Manuel era un bambino quando andava a prendere l’acqua al pozzo poco lontano dalla sua casa, al lato di un incrocio di strade sterrate circondate da rovi, olivastri e carrubi. Il pozzo doveva essere antico, costruito con una certa eleganza e maestria: un rialzo di pietre e due alte colonne ai lati, sbrecciate, intonacate di calce e argilla terminanti a punta, in mezzo alle quali era stato infisso un palo di rovere con un gancio di ferro per far scorrere la fune del secchio. Poco discosti c’erano due pesanti recipienti scolpiti nella pietra nera lavica, uno grande e uno piccolo, con due buchi alla base chiusi da un turacciolo di sughero, che servivano per abbeverare i buoi e le capre.
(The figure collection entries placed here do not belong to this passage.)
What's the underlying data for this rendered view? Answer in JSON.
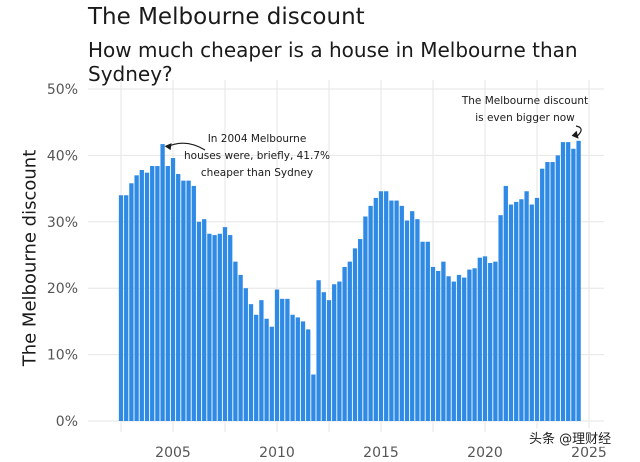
{
  "title": "The Melbourne discount",
  "subtitle": "How much cheaper is a house in Melbourne than Sydney?",
  "watermark": "头条 @理财经",
  "colors": {
    "bar": "#2f8ae6",
    "grid": "#e6e6e6",
    "text": "#1a1a1a",
    "axis_text": "#555555"
  },
  "chart_data": {
    "type": "bar",
    "ylabel": "The Melbourne discount",
    "xlabel": "",
    "ylim": [
      0,
      50
    ],
    "y_ticks": [
      "0%",
      "10%",
      "20%",
      "30%",
      "40%",
      "50%"
    ],
    "x_ticks": [
      "2005",
      "2010",
      "2015",
      "2020",
      "2025"
    ],
    "x_start": 2002.5,
    "x_step": 0.25,
    "grid": true,
    "legend": "none",
    "values": [
      34.0,
      34.0,
      35.8,
      37.0,
      37.8,
      37.4,
      38.4,
      38.4,
      41.7,
      38.4,
      39.6,
      37.2,
      36.2,
      36.2,
      35.4,
      30.0,
      30.4,
      28.2,
      28.0,
      28.2,
      29.2,
      28.0,
      24.0,
      22.0,
      20.0,
      17.6,
      16.0,
      18.2,
      15.4,
      14.2,
      19.8,
      18.4,
      18.4,
      16.0,
      15.6,
      15.0,
      13.8,
      7.0,
      21.2,
      19.4,
      18.2,
      20.6,
      21.0,
      23.2,
      24.0,
      26.0,
      27.4,
      30.8,
      32.4,
      33.6,
      34.6,
      34.6,
      33.2,
      33.2,
      32.4,
      30.2,
      31.6,
      30.4,
      27.0,
      27.0,
      23.2,
      22.6,
      24.0,
      21.8,
      21.0,
      22.0,
      21.6,
      22.8,
      23.0,
      24.6,
      24.8,
      23.8,
      24.0,
      31.0,
      35.4,
      32.6,
      33.0,
      33.4,
      34.6,
      32.6,
      33.6,
      38.0,
      39.0,
      39.0,
      40.0,
      42.0,
      42.0,
      41.0,
      42.2
    ],
    "annotations": [
      {
        "text": [
          "In 2004 Melbourne",
          "houses were, briefly, 41.7%",
          "cheaper than Sydney"
        ],
        "target_index": 8
      },
      {
        "text": [
          "The Melbourne discount",
          "is even bigger now"
        ],
        "target_index": 88
      }
    ]
  }
}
Manuel prendeva il secchio e lo calava fino a sentire il tonfo nell’acqua, si sporgeva per osservare che avesse la giusta inclinazione, aspettava che si riempisse e tirava la fune con entrambe le mani con un po’ di fatica, perché non aveva ancora compiuto otto anni. Travasava l’acqua dentro una brocca rovesciandone la metà sui piedi calzati da sandali: la cosa lo divertiva. Intorno al pozzo c’era una frescura data dall’ombra di un folto gruppo di canne che si stagliavano alte con i loro pennacchi gialli; dietro di loro la terra dove era stato mietuto da poco il grano, si era a giugno, e subito dopo il mare, azzurro come il cielo con il quale si confondeva.
Manuel amava il mare, ci andava appena poteva in tutte le stagioni: d’inverno per raccogliere pezzetti di legno secco che le mareggiate scaricavano a riva, buoni per attizzare il fuoco, con la bella stagione per fare il bagno, sorvegliato dalla mamma e dalla nonna che stavano all’ombra di una capanna di frasche, rigorosamente vestite. Il papà portava un’anguria messa a rinfrescare nell’acqua del pozzo e ci voleva, perché faceva molto caldo d’estate. Poco lontano dalla riva si stagliava un isolotto roccioso a tratti cosparso di olivastri e fichi d’india, sorvegliato da terra da un’antica torre d’avvistamento spagnola, perché un tempo vi si nascondevano dietro le navi dei pirati moreschi, pronti a sbarcare all’improvviso e fare razzie. Ma non sempre tutto quello che veniva dal mare faceva paura: da dietro l’isolotto, mille anni prima, erano venute anche la navi della principessa di Navarra, che si era fermata davanti a casa loro e aveva fondato la bianca chiesetta che sorgeva su una piccola collina dominante il mare, al centro del paese.
Manuel amava quella chiesetta, le panche di legno antico, la volta del tetto rivestita di canne e calce, l’odore dell’incenso. Sua madre lo portava ogni domenica a sentire la messa e talvolta veniva anche suo padre che per l’occasione si vestiva a festa con l’abito di velluto scuro e i gambali borchiati d’argento lucidi come uno specchio. Manuel lo osservava al momento dell’elevazione dell’ostia: si irrigidiva e batteva i tacchi, l’aria solenne sotto i baffoni.
— Perché fa così? — chiedeva Manuel alla mamma.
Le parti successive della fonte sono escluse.